方法1: Zoomの設定でPipeWireを有効にする
- Zoomを起動して設定画面を開く
Zoomのメインウィンドウで、右上の歯車アイコンをクリックして設定画面を開きます。 - 共有画面タブを選択する
左側のメニューから「共有画面」をクリックします。このタブには画面共有に関する設定が集まっています。 - 詳細設定を開く
「共有画面」タブの右下にある「詳細設定」ボタンをクリックします。ポップアップウィンドウが表示されます。 - 「Waylandのパイプワイヤを使用」にチェックを入れる
ポップアップ内の「Waylandのパイプワイヤを使用」というオプションにチェックを入れます。このオプションが表示されない場合、Zoomのバージョンが古いか、PipeWireがインストールされていない可能性があります。 - 設定を保存してZoomを再起動する
チェックを入れたらポップアップを閉じ、Zoomを一度終了してから再起動します。これで設定が反映されます。

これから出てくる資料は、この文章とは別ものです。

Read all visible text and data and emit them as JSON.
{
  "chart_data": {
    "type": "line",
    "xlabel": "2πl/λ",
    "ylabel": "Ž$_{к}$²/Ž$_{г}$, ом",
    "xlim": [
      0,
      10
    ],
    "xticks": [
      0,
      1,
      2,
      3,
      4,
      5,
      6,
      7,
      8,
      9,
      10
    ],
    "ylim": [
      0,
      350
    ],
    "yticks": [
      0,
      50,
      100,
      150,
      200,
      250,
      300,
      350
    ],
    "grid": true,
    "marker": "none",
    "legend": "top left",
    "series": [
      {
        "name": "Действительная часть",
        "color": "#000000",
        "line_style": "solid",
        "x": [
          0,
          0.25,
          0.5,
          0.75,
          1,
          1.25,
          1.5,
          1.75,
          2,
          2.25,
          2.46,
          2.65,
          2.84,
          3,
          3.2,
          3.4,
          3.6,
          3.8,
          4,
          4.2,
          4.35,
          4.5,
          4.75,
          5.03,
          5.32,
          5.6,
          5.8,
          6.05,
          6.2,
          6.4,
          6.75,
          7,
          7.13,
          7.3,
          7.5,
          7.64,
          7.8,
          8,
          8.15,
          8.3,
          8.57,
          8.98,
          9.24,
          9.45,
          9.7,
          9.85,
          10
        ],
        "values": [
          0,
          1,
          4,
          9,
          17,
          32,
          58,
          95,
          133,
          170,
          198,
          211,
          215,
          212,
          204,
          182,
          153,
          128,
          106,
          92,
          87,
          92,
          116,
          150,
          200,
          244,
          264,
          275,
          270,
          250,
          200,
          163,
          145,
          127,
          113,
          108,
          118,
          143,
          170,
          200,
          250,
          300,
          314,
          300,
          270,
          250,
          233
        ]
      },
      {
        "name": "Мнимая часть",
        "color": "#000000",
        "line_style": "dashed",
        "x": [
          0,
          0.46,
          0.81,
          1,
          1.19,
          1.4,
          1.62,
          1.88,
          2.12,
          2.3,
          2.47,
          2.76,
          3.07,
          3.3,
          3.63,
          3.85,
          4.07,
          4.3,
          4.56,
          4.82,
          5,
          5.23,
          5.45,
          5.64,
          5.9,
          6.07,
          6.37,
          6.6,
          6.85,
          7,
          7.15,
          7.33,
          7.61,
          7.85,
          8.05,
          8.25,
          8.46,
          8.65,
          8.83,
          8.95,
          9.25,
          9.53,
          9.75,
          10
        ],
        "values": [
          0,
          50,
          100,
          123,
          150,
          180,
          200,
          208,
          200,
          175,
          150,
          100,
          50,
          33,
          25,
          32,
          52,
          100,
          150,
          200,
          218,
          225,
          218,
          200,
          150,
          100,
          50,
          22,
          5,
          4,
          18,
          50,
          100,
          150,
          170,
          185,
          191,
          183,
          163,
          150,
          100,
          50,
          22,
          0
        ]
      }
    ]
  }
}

再起動後、ミーティングで画面共有を試してみてください。緑色の「共有」ボタンが表示され、画面を選択できるようになれば成功です。
方法2: 環境変数を設定してZoomを起動する
- ターミナルを開く
使用しているデスクトップ環境に合わせてターミナルエミュレータを起動します。 - 環境変数を設定してZoomを実行する
以下のコマンドを入力してEnterキーを押します。QT_QPA_PLATFORM=wayland zoom
このコマンドは、ZoomをWaylandプラグインで起動するよう指示します。 - 画面共有ができるか確認する
Zoomが起動したら、テストミーティングに参加して画面共有ボタンをクリックします。正常に画面を選択できれば問題解決です。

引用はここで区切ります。